Recalculate times?

Tuckson · May 11, 2021, 10:48am

Hi,

Due to a number of reasons we have servers logging with UTC en servers logging with timestamps in CEST. In kibana/es I would like to see everything in CESt to easily connect the dots with events in clientdevices. Is there any way in which I can convert a timestamp in logstash from utc to CESt (with regard of summer/winter time)?
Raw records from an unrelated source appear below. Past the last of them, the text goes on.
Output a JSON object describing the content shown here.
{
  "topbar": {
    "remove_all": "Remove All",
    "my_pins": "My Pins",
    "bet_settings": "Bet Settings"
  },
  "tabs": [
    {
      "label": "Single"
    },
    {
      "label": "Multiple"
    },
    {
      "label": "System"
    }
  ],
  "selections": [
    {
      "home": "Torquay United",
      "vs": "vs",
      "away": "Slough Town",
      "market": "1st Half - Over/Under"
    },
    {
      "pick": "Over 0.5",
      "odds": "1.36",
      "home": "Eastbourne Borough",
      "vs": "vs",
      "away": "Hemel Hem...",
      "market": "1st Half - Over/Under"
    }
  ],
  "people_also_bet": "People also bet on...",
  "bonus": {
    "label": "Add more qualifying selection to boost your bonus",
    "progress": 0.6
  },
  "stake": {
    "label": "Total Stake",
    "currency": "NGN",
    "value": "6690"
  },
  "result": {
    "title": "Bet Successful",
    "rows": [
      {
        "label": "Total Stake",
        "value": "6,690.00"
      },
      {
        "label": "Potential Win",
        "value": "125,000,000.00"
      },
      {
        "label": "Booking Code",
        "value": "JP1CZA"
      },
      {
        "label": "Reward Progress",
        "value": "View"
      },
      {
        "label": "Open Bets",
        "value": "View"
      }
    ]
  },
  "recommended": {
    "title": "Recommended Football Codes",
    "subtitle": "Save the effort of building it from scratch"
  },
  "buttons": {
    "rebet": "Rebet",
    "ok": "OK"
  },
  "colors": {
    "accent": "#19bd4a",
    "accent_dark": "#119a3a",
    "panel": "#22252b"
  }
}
At this moment the top of my concerning filter looks like this:

mutate {
       strip => ["message"]
}
                    
dissect {
    mapping => {
          "message" => "ts: %{ts} %{+ts} | logLevel: %{log-level} | appId: %{app-id} | %{} | SID: %{session-id} | TN: %{transaction-id} | clientIp: %{client-ip} | userId: %{user-id} | apiType: %{} | api: %{api} | platform: %{platform} | %{additional-data}"
    }
}

mutate {
     strip => ["ts", "log-level", "app-id", "session-id", "transaction-id", "client-ip", "user-id", "api", "platform", "additional-data"]
}

Thnx in advance.

Tuckson · May 11, 2021, 12:31pm

This does the simple trick

date {
    match => ["ts", "yyyy-MM-dd HH:mm:ss,SSS"]
    timezone => "UTC"
    target => "@timestamp"
    remove_field => [ "ts" ]
}

Badger · May 11, 2021, 4:03pm

elasticsearch and logstash always store timestamps as UTC. You can lie to them about what timezone your timestamps are in to force them to store timestamps in a different timezone. kibana will, by default, transform timestamps into the local timezone, respecting DST. If you want kibana to present timestamps in a different timezone then that is configurable.

system · June 8, 2021, 4:03pm

This topic was automatically closed 28 days after the last reply. New replies are no longer allowed.